His green eyes glittered. “Figure it out. I can’t—I won’t—accept defeat.”
Her throat was hot with tears. “I can’t fix something this globally dependent. I’m not a miracle worker, Quinn.”
He looked away again, and it felt like he was withdrawing from her. From the future they’d envisioned together. From that family walking together along the beach.
“Do you want me to leave?” she made herself ask.
His head fell forward, and he said, “No, I don’t want you to fucking leave. If you do, we’re done, and I can’t take that.”

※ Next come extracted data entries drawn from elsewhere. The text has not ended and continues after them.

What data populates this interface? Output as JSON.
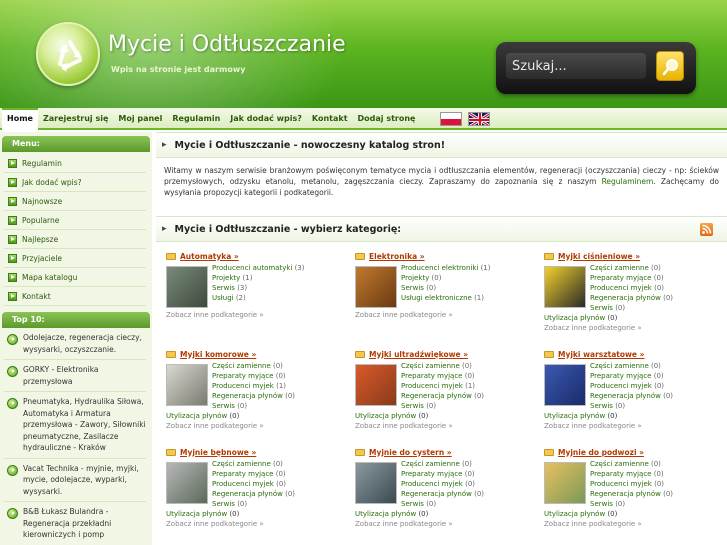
{
  "header": {
    "title": "Mycie i Odtłuszczanie",
    "subtitle": "Wpis na stronie jest darmowy",
    "search_placeholder": "Szukaj..."
  },
  "nav": {
    "items": [
      {
        "label": "Home"
      },
      {
        "label": "Zarejestruj się"
      },
      {
        "label": "Moj panel"
      },
      {
        "label": "Regulamin"
      },
      {
        "label": "Jak dodać wpis?"
      },
      {
        "label": "Kontakt"
      },
      {
        "label": "Dodaj stronę"
      }
    ]
  },
  "sidebar": {
    "menu_title": "Menu:",
    "menu": [
      {
        "label": "Regulamin"
      },
      {
        "label": "Jak dodać wpis?"
      },
      {
        "label": "Najnowsze"
      },
      {
        "label": "Popularne"
      },
      {
        "label": "Najlepsze"
      },
      {
        "label": "Przyjaciele"
      },
      {
        "label": "Mapa katalogu"
      },
      {
        "label": "Kontakt"
      }
    ],
    "top_title": "Top 10:",
    "top": [
      {
        "label": "Odolejacze, regeneracja cieczy, wysysarki, oczyszczanie."
      },
      {
        "label": "GORKY - Elektronika przemysłowa"
      },
      {
        "label": "Pneumatyka, Hydraulika Siłowa, Automatyka i Armatura przemysłowa - Zawory, Siłowniki pneumatyczne, Zasilacze hydrauliczne - Kraków"
      },
      {
        "label": "Vacat Technika - myjnie, myjki, mycie, odolejacze, wyparki, wysysarki."
      },
      {
        "label": "B&B Łukasz Bulandra - Regeneracja przekładni kierowniczych i pomp"
      }
    ]
  },
  "main": {
    "intro_title": "Mycie i Odtłuszczanie - nowoczesny katalog stron!",
    "intro_text_a": "Witamy w naszym serwisie branżowym poświęconym tematyce mycia i odtłuszczania elementów, regeneracji (oczyszczania) cieczy - np: ścieków przemysłowych, odzysku etanolu, metanolu, zagęszczania cieczy. Zapraszamy do zapoznania się z naszym ",
    "intro_link": "Regulaminem",
    "intro_text_b": ". Zachęcamy do wysyłania propozycji kategorii i podkategorii.",
    "cats_title": "Mycie i Odtłuszczanie - wybierz kategorię:",
    "more_label": "Zobacz inne podkategorie »",
    "categories": [
      {
        "title": "Automatyka »",
        "subs": [
          [
            "Producenci automatyki",
            "(3)"
          ],
          [
            "Projekty",
            "(1)"
          ],
          [
            "Serwis",
            "(3)"
          ],
          [
            "Usługi",
            "(2)"
          ]
        ],
        "after": []
      },
      {
        "title": "Elektronika »",
        "subs": [
          [
            "Producenci elektroniki",
            "(1)"
          ],
          [
            "Projekty",
            "(0)"
          ],
          [
            "Serwis",
            "(0)"
          ],
          [
            "Usługi elektroniczne",
            "(1)"
          ]
        ],
        "after": []
      },
      {
        "title": "Myjki ciśnieniowe »",
        "subs": [
          [
            "Części zamienne",
            "(0)"
          ],
          [
            "Preparaty myjące",
            "(0)"
          ],
          [
            "Producenci myjek",
            "(0)"
          ],
          [
            "Regeneracja płynów",
            "(0)"
          ],
          [
            "Serwis",
            "(0)"
          ]
        ],
        "after": [
          [
            "Utylizacja płynów",
            "(0)"
          ]
        ]
      },
      {
        "title": "Myjki komorowe »",
        "subs": [
          [
            "Części zamienne",
            "(0)"
          ],
          [
            "Preparaty myjące",
            "(0)"
          ],
          [
            "Producenci myjek",
            "(1)"
          ],
          [
            "Regeneracja płynów",
            "(0)"
          ],
          [
            "Serwis",
            "(0)"
          ]
        ],
        "after": [
          [
            "Utylizacja płynów",
            "(0)"
          ]
        ]
      },
      {
        "title": "Myjki ultradźwiękowe »",
        "subs": [
          [
            "Części zamienne",
            "(0)"
          ],
          [
            "Preparaty myjące",
            "(0)"
          ],
          [
            "Producenci myjek",
            "(1)"
          ],
          [
            "Regeneracja płynów",
            "(0)"
          ],
          [
            "Serwis",
            "(0)"
          ]
        ],
        "after": [
          [
            "Utylizacja płynów",
            "(0)"
          ]
        ]
      },
      {
        "title": "Myjki warsztatowe »",
        "subs": [
          [
            "Części zamienne",
            "(0)"
          ],
          [
            "Preparaty myjące",
            "(0)"
          ],
          [
            "Producenci myjek",
            "(0)"
          ],
          [
            "Regeneracja płynów",
            "(0)"
          ],
          [
            "Serwis",
            "(0)"
          ]
        ],
        "after": [
          [
            "Utylizacja płynów",
            "(0)"
          ]
        ]
      },
      {
        "title": "Myjnie bębnowe »",
        "subs": [
          [
            "Części zamienne",
            "(0)"
          ],
          [
            "Preparaty myjące",
            "(0)"
          ],
          [
            "Producenci myjek",
            "(0)"
          ],
          [
            "Regeneracja płynów",
            "(0)"
          ],
          [
            "Serwis",
            "(0)"
          ]
        ],
        "after": [
          [
            "Utylizacja płynów",
            "(0)"
          ]
        ]
      },
      {
        "title": "Myjnie do cystern »",
        "subs": [
          [
            "Części zamienne",
            "(0)"
          ],
          [
            "Preparaty myjące",
            "(0)"
          ],
          [
            "Producenci myjek",
            "(0)"
          ],
          [
            "Regeneracja płynów",
            "(0)"
          ],
          [
            "Serwis",
            "(0)"
          ]
        ],
        "after": [
          [
            "Utylizacja płynów",
            "(0)"
          ]
        ]
      },
      {
        "title": "Myjnie do podwozi »",
        "subs": [
          [
            "Części zamienne",
            "(0)"
          ],
          [
            "Preparaty myjące",
            "(0)"
          ],
          [
            "Producenci myjek",
            "(0)"
          ],
          [
            "Regeneracja płynów",
            "(0)"
          ],
          [
            "Serwis",
            "(0)"
          ]
        ],
        "after": [
          [
            "Utylizacja płynów",
            "(0)"
          ]
        ]
      }
    ]
  },
  "colors": {
    "brand_green": "#5cb421",
    "link_green": "#2a6e0a",
    "category_red": "#b23a00"
  },
  "icons": [
    "recycle-logo-icon",
    "search-icon",
    "flag-pl-icon",
    "flag-gb-icon",
    "rss-icon",
    "folder-icon",
    "arrow-bullet-icon"
  ]
}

The words were wrenched from him, and tears burned behind her eyes in response.
“I just need some time. Excuse me.” He strode out of the room, his shoes slapping the floor harshly in the ensuing silence.
She turned to his brothers. All of them were looking at her, a mixture of grief and anger in their eyes. Their shoulders sagged with it.
“I’m sorry,” she whispered again. “I’m so sorry.”
Seeing no other choice, she fled the room.
Chapter 24
She’d betrayed him.
Quinn couldn’t erase that thought from his mind. He locked their bedroom door, then scooped up her red silk robe from the bed they’d shared last night. It had always tantalized his senses. Now it made him more sick at heart. Her scent wafted to him as he tossed it into the wardrobe where the rest of her clothes hung. God! Why hadn’t she told him?
He picked up his phone and called the only person he knew he could turn to right now. Connor picked up right away, almost like he’d been waiting for his call.
“I didn’t know if I should reach out given what’s happened,” his brother said, his usually baritone voice even deeper with emotion. “I feel like this is all my fault.”
He rocked on his heels. “Yours? I restructured the company. Did you know the Saudis were going to dump oil? Moments ago, I learned Francesca had been vaguely warned about it.”